Ennesimo incendio a Vittoria. Questa volta si tratta di un Magazzino in amministrazione giudiziaria già di proprietà dell’imprenditore agricolo Maurizio Ciaculli, conosciuto per il suo impegno con il sindacato Altragricoltura contro il fenomeno delle aste giudiziarie. L’immobile era appunto sotto la gestione di un curatore fallimentare che lo aveva affidato a terzi. Da capire le cause del gesto, mentre già domani mattina alcuni interrogatori potrebbero svolgersi in Procura.

Intorno alle 17,30 diverse telefonate sono arrivate al comando dei vigili del fuoco da parte degli operatori commerciali della zona (contrada Serra Rovetto). Sarà compito degli inquirenti capire cosa sta dietro al rogo, quasi certamente di natura dolosa.

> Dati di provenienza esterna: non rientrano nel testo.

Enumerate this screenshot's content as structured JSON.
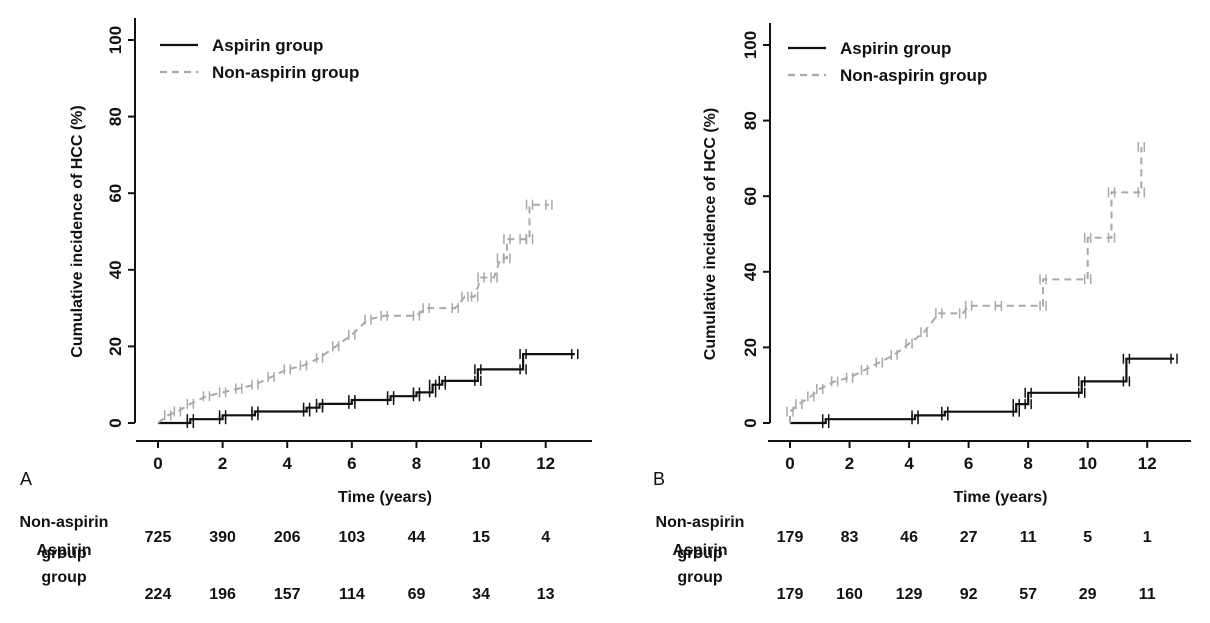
{
  "chart_data": [
    {
      "type": "line",
      "panel": "A",
      "xlabel": "Time (years)",
      "ylabel": "Cumulative incidence of HCC (%)",
      "xlim": [
        0,
        13
      ],
      "ylim": [
        0,
        100
      ],
      "xticks": [
        0,
        2,
        4,
        6,
        8,
        10,
        12
      ],
      "yticks": [
        0,
        20,
        40,
        60,
        80,
        100
      ],
      "legend_position": "top-left",
      "series": [
        {
          "name": "Aspirin group",
          "style": "solid",
          "color": "#111111",
          "points": [
            [
              0,
              0
            ],
            [
              1.0,
              0
            ],
            [
              1.0,
              1
            ],
            [
              2.0,
              1
            ],
            [
              2.0,
              2
            ],
            [
              3.0,
              2
            ],
            [
              3.0,
              3
            ],
            [
              4.6,
              3
            ],
            [
              4.6,
              4
            ],
            [
              5.0,
              4
            ],
            [
              5.0,
              5
            ],
            [
              6.0,
              5
            ],
            [
              6.0,
              6
            ],
            [
              7.2,
              6
            ],
            [
              7.2,
              7
            ],
            [
              8.0,
              7
            ],
            [
              8.0,
              8
            ],
            [
              8.5,
              8
            ],
            [
              8.5,
              10
            ],
            [
              8.8,
              10
            ],
            [
              8.8,
              11
            ],
            [
              9.9,
              11
            ],
            [
              9.9,
              14
            ],
            [
              11.3,
              14
            ],
            [
              11.3,
              18
            ],
            [
              12.9,
              18
            ]
          ]
        },
        {
          "name": "Non-aspirin group",
          "style": "dashed",
          "color": "#a9a9a9",
          "points": [
            [
              0,
              0
            ],
            [
              0.3,
              2
            ],
            [
              0.6,
              3
            ],
            [
              1.0,
              5
            ],
            [
              1.5,
              7
            ],
            [
              2.0,
              8
            ],
            [
              2.5,
              9
            ],
            [
              3.0,
              10
            ],
            [
              3.5,
              12
            ],
            [
              4.0,
              14
            ],
            [
              4.5,
              15
            ],
            [
              5.0,
              17
            ],
            [
              5.5,
              20
            ],
            [
              6.0,
              23
            ],
            [
              6.5,
              27
            ],
            [
              7.0,
              28
            ],
            [
              8.0,
              28
            ],
            [
              8.3,
              30
            ],
            [
              9.2,
              30
            ],
            [
              9.5,
              33
            ],
            [
              9.8,
              33
            ],
            [
              10.0,
              38
            ],
            [
              10.4,
              38
            ],
            [
              10.6,
              43
            ],
            [
              10.8,
              43
            ],
            [
              10.8,
              48
            ],
            [
              11.3,
              48
            ],
            [
              11.5,
              48
            ],
            [
              11.5,
              57
            ],
            [
              12.1,
              57
            ]
          ]
        }
      ],
      "risk_table": {
        "rows": [
          {
            "label_line1": "Non-aspirin",
            "label_line2": "group",
            "values": [
              "725",
              "390",
              "206",
              "103",
              "44",
              "15",
              "4"
            ]
          },
          {
            "label_line1": "Aspirin",
            "label_line2": "group",
            "values": [
              "224",
              "196",
              "157",
              "114",
              "69",
              "34",
              "13"
            ]
          }
        ]
      }
    },
    {
      "type": "line",
      "panel": "B",
      "xlabel": "Time (years)",
      "ylabel": "Cumulative incidence of HCC (%)",
      "xlim": [
        0,
        13
      ],
      "ylim": [
        0,
        100
      ],
      "xticks": [
        0,
        2,
        4,
        6,
        8,
        10,
        12
      ],
      "yticks": [
        0,
        20,
        40,
        60,
        80,
        100
      ],
      "legend_position": "top-left",
      "series": [
        {
          "name": "Aspirin group",
          "style": "solid",
          "color": "#111111",
          "points": [
            [
              0,
              0
            ],
            [
              1.2,
              0
            ],
            [
              1.2,
              1
            ],
            [
              4.2,
              1
            ],
            [
              4.2,
              2
            ],
            [
              5.2,
              2
            ],
            [
              5.2,
              3
            ],
            [
              7.6,
              3
            ],
            [
              7.6,
              5
            ],
            [
              8.0,
              5
            ],
            [
              8.0,
              8
            ],
            [
              9.8,
              8
            ],
            [
              9.8,
              11
            ],
            [
              11.3,
              11
            ],
            [
              11.3,
              17
            ],
            [
              12.9,
              17
            ]
          ]
        },
        {
          "name": "Non-aspirin group",
          "style": "dashed",
          "color": "#a9a9a9",
          "points": [
            [
              0,
              0
            ],
            [
              0,
              3
            ],
            [
              0.3,
              5
            ],
            [
              0.7,
              7
            ],
            [
              1.0,
              9
            ],
            [
              1.5,
              11
            ],
            [
              2.0,
              12
            ],
            [
              2.5,
              14
            ],
            [
              3.0,
              16
            ],
            [
              3.5,
              18
            ],
            [
              4.0,
              21
            ],
            [
              4.5,
              24
            ],
            [
              5.0,
              29
            ],
            [
              5.8,
              29
            ],
            [
              6.0,
              31
            ],
            [
              7.0,
              31
            ],
            [
              8.5,
              31
            ],
            [
              8.5,
              38
            ],
            [
              10.0,
              38
            ],
            [
              10.0,
              49
            ],
            [
              10.8,
              49
            ],
            [
              10.8,
              61
            ],
            [
              11.8,
              61
            ],
            [
              11.8,
              73
            ]
          ]
        }
      ],
      "risk_table": {
        "rows": [
          {
            "label_line1": "Non-aspirin",
            "label_line2": "group",
            "values": [
              "179",
              "83",
              "46",
              "27",
              "11",
              "5",
              "1"
            ]
          },
          {
            "label_line1": "Aspirin",
            "label_line2": "group",
            "values": [
              "179",
              "160",
              "129",
              "92",
              "57",
              "29",
              "11"
            ]
          }
        ]
      }
    }
  ]
}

LA NOTA DEL VICEPRESIDENTE DI AVVISO PUBBLICO, PIERO GURRIERI

Appresa la notizia dell’incendio che ieri, 25 agosto, ha devastato il magazzino di prodotti ortofrutticoli di proprietà di Maurizio Ciaculli, situato in Sicilia, a Vittoria (RG), Contrada Serra Rovetto, il Vicepresidente nazionale di Avviso Pubblico (“Regioni ed enti locali per la formazione civile contro le mafie”) ha espresso la solidarietà propria e dell’Associazione al dirigente regionale di Altragricoltura. Lo conosciamo da anni, ha detto Gurrieri, “come un imprenditore capace, che non ha esitato a denunciare spontaneamente e in modo circostanziato alla magistratura il malaffare che si annida nell’agroalimentare siciliano, con atti coraggiosi che, da quel momento, lo hanno esposto a ripetute minacce, rese note all’opinione pubblica dallo stesso Ciaculli. Pur con la cautela data dalle indagini ancora in corso, ha proseguito, “la natura dell’incendio che ha devastato la sua azienda sembra chiaramente dolosa e la sua origine probabilmente legata ad un colpo di coda di quei gruppi criminali che Ciaculli ha denunciato, e sui quali auspichiamo si concentreranno ora le indagini, che ci auguriamo possano portare rapidamente all’accertamento delle responsabilità e all’adozione di provvedimenti esemplari”. “Sia chiaro però”, ha concluso Gurrieri, “che quest’incendio, se ne sarà confermata la matrice dolosa, costituisce l’ennesima sconfitta per uno Stato che non riesce ancora ad assicurare una adeguata protezione ai cittadini e agli imprenditori che denunciano il racket e le pressioni criminali sull’economia legale, e che spesso, come accaduto proprio a Ciaculli, sono posti ai margini di un mercato ancora in parte controllato dai clan ed esposti a ritorsioni di ogni tipo. Occorre quindi che siano subito potenziati organici, standards, garanzie: più uomini e mezzi, misure di protezione più efficaci anche sotto il profilo economico per chi denuncia, ulteriore sostegno all’antiracket e all’antiusura. Il Governo ha recentemente aperto una riflessione sul Mezzogiorno, ma senza l’adozione immediata di queste misure il Sud e il resto del paese rischiano di perdere la partita più importante, quella della legalità.